Le Groenland occupe une position critique entre l'Amérique du Nord et l'océan Arctique et abrite une présence militaire américaine de longue date remontant à la Seconde Guerre mondiale. La base américaine y joue un rôle clé dans l'alerte aux missiles, la surveillance spatiale et la surveillance de l'Arctique. Trump soutient que ce rôle doit s'étendre à mesure que la concurrence dans le Grand Nord s'intensifie.
Pourtant, la rhétorique du président est en contradiction flagrante avec le sentiment politique de l'île. La plupart de la population du Groenland et ses principaux partis politiques ont déclaré à plusieurs reprises qu'ils ne voulaient pas faire partie des États-Unis et insistent sur le fait que les Groenlandais doivent seuls décider de leur avenir.

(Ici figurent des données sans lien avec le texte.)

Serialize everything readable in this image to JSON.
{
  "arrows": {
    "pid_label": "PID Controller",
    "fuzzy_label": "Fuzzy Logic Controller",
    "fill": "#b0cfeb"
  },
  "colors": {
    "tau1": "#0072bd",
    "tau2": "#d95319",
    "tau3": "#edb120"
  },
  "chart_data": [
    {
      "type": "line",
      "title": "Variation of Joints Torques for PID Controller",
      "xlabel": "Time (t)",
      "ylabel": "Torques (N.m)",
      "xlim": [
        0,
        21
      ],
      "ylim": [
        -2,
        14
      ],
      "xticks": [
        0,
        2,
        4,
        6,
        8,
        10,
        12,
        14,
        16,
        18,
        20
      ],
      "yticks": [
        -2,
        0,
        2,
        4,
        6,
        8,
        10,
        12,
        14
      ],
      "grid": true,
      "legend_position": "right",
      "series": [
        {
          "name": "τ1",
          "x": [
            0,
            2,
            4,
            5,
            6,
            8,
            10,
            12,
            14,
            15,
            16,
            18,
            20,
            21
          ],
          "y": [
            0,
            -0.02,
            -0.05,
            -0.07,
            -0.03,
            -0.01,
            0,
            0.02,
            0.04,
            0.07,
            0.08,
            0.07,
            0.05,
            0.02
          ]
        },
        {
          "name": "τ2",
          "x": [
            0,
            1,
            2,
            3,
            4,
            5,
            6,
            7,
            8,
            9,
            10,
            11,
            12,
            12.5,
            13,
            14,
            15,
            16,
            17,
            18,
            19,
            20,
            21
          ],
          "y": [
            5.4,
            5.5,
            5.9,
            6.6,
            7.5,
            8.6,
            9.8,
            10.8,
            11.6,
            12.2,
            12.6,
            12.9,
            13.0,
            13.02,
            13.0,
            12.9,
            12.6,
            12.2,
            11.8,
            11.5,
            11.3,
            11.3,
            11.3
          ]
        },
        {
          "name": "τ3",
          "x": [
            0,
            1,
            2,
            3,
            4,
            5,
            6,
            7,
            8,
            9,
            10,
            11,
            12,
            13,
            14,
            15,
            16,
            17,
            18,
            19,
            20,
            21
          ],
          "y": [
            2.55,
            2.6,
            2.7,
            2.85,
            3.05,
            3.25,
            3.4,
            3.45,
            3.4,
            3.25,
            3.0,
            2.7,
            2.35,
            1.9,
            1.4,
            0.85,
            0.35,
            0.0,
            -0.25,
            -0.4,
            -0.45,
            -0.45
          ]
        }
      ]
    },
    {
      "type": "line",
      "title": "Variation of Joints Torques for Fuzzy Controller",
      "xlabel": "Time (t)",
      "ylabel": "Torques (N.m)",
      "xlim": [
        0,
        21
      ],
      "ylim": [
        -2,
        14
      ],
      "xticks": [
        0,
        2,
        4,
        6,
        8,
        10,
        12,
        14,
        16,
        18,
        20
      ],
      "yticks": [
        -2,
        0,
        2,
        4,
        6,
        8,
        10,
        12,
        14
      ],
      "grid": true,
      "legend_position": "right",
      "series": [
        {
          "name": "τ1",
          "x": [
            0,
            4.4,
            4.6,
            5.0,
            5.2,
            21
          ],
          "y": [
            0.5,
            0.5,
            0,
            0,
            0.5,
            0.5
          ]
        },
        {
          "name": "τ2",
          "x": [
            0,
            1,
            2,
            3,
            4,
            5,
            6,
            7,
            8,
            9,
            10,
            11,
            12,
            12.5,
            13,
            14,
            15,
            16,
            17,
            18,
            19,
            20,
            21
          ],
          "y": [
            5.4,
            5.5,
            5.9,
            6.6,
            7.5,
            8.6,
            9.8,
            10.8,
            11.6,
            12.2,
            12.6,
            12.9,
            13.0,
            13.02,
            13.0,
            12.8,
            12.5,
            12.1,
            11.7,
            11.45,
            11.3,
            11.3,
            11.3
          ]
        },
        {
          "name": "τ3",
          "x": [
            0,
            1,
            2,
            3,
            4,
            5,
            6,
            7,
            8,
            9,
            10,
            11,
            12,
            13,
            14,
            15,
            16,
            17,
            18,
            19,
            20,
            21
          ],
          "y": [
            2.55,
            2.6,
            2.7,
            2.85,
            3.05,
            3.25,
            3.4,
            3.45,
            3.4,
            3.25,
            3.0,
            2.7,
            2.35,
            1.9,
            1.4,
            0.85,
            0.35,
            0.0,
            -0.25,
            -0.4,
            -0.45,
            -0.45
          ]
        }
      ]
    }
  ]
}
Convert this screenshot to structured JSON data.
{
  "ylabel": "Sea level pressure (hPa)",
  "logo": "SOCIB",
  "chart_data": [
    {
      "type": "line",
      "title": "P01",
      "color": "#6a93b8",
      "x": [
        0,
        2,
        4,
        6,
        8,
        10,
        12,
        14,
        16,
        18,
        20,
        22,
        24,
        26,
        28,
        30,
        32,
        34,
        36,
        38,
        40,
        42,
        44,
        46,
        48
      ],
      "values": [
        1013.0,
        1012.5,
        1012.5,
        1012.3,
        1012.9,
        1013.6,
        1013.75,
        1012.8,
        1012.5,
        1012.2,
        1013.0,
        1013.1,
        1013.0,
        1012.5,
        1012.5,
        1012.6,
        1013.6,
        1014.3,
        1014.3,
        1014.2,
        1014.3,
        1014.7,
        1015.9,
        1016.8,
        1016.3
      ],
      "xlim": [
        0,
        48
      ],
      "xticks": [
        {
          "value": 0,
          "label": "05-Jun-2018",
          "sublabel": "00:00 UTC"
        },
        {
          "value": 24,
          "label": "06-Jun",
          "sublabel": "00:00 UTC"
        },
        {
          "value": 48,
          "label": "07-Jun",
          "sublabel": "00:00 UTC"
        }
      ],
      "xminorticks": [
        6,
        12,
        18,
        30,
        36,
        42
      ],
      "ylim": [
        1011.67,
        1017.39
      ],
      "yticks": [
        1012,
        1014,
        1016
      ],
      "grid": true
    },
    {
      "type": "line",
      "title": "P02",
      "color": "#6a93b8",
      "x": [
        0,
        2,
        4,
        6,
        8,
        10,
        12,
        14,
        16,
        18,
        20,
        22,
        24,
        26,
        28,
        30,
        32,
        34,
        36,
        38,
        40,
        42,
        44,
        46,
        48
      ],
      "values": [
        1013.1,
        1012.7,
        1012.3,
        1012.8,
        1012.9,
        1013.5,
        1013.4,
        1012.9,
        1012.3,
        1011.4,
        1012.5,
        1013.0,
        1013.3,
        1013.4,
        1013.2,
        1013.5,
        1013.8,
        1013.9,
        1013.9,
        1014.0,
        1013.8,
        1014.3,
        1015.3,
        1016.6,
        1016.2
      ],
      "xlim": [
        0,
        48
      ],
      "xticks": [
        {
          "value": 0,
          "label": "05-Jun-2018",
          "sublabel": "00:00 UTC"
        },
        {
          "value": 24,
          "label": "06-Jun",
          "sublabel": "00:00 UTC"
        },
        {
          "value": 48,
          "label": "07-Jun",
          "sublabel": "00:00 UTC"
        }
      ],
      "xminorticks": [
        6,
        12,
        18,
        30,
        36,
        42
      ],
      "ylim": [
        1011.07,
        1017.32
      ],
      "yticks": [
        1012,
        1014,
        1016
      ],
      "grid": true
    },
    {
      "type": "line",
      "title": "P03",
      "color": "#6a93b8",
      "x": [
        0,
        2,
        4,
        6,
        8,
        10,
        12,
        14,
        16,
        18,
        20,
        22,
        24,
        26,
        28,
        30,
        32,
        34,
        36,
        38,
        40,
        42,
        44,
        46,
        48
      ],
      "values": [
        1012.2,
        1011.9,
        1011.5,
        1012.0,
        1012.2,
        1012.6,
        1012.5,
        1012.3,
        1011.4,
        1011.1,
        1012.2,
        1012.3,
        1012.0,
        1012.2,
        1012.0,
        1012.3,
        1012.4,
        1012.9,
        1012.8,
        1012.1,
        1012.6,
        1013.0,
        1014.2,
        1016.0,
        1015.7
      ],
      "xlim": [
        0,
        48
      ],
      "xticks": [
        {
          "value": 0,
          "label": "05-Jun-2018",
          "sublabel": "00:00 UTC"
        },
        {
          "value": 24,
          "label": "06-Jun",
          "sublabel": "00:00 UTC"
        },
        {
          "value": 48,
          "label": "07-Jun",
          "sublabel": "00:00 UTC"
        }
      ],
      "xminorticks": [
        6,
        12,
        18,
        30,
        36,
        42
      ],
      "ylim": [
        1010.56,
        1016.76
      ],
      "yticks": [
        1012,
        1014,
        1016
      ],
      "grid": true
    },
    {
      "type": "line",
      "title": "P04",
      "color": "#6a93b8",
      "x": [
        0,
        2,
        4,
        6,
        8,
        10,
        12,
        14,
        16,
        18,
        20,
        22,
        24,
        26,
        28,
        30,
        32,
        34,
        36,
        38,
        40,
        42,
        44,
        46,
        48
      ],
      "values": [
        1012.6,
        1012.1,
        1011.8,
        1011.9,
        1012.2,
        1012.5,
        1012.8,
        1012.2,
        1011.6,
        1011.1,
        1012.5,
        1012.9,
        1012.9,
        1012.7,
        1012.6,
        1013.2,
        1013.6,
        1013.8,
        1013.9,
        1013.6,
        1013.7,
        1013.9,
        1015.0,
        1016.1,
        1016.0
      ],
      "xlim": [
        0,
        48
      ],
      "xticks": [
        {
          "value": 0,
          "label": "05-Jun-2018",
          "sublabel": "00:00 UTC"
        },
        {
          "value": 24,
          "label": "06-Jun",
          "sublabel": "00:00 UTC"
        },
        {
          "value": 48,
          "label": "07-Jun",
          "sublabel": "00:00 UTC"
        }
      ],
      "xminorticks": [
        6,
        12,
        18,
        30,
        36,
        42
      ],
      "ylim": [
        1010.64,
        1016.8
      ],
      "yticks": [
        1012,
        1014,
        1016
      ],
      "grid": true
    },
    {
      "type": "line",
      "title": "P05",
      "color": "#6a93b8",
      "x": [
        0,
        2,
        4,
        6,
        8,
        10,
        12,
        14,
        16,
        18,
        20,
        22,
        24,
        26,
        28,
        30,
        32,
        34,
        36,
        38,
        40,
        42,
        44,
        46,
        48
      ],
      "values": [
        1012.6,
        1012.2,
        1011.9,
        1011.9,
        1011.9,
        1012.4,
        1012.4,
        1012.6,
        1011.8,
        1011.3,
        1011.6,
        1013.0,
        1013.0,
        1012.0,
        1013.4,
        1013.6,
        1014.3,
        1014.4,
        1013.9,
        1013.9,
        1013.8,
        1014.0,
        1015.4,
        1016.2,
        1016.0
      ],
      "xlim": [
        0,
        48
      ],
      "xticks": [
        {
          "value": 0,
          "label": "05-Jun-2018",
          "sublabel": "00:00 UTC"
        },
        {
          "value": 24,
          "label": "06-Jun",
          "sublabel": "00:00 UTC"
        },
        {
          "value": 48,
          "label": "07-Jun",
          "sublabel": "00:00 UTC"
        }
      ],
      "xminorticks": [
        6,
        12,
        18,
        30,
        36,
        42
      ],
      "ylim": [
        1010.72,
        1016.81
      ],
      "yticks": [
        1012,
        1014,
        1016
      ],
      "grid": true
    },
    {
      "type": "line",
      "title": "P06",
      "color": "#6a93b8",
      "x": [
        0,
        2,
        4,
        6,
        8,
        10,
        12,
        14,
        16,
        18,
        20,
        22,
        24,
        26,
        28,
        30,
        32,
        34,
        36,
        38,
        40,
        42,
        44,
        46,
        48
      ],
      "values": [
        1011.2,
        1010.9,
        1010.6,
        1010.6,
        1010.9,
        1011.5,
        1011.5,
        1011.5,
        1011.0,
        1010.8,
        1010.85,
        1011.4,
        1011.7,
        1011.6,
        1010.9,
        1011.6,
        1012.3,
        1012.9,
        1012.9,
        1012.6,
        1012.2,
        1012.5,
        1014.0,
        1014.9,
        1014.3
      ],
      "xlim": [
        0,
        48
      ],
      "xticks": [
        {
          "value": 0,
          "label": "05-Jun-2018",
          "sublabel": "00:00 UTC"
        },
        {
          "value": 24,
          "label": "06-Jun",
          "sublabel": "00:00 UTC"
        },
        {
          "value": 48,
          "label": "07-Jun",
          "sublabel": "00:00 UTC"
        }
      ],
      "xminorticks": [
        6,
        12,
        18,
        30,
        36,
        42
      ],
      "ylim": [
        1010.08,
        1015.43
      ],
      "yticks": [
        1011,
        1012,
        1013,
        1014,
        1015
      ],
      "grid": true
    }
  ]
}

Le Danemark et l'Europe ripostent
Le Danemark, qui a gouverné le Groenland en tant que colonie jusqu'en 1953 et supervise toujours sa politique étrangère et de défense, a réagi avec alarme. Les dirigeants danois ont averti que toute tentative de Washington de s'emparer du Groenland par la force briserait des décennies de confiance transatlantique et saperait la cohésion de l'OTAN.
Le Premier ministre danois a averti la semaine dernière qu'une telle démarche détruirait plus de 80 ans de coopération en matière de sécurité entre l'Europe et les États-Unis. Trump a rejeté cette préoccupation. « Si cela affecte l'OTAN, cela affecte l'OTAN », a-t-il dit, ajoutant sans détour que le Groenland « a bien plus besoin de nous que nous n'avons besoin d'eux ».
Des responsables européens craignent en privé que le langage de Trump n'érode les principes fondamentaux de souveraineté et d'autodétermination — des valeurs que les gouvernements occidentaux soulignent souvent ailleurs.
Ressources, rivalité et rhétorique
Trump a souligné à plusieurs reprises la richesse minérale inexploitée du Groenland, y compris les éléments de terres rares essentiels aux technologies modernes et aux systèmes de défense. Ces ressources ont acquis une importance stratégique alors que les gouvernements occidentaux cherchent à réduire leur dépendance vis-à-vis des chaînes d'approvisionnement chinoises.
Le président s'est également moqué des capacités de défense limitées du Groenland, contrastant ce qu'il a décrit comme « deux traîneaux à chiens » avec les destroyers et sous-marins russes et chinois opérant dans les eaux arctiques. Ses commentaires ont été repris par son fils, Eric Trump, qui a déclaré qu'il y avait « de nombreux opérateurs hostiles » autour du Groenland et a exhorté les critiques à cesser de « faire des caprices » à ce sujet.
Un signal au-delà du Groenland
Les analystes affirment que les remarques de Trump concernent moins une prise de contrôle imminente que le signalement d'un changement plus large de la stratégie américaine. En présentant le Groenland comme indispensable, Trump met l'accent sur une vision du monde où la géographie, les ressources et la politique de puissance l'emportent sur les normes juridiques et les sensibilités des alliances.
Néanmoins, les conséquences d'une telle rhétorique sont réelles. Pour les Groenlandais, elle suscite la crainte de devenir un pion entre grandes puissances. Pour l'Europe, elle ravive les doutes sur la fiabilité des engagements américains. Et pour l'Arctique, elle souligne comment une région autrefois considérée comme éloignée et coopérative est de plus en plus traitée comme un prix stratégique.
Il reste incertain si les paroles de Trump se traduiront par des actions concrètes. Ce qui est clair, c'est que le Groenland — longtemps en marge de la politique mondiale — est devenu le symbole d'une ère plus dure et plus transactionnelle dans les relations internationales.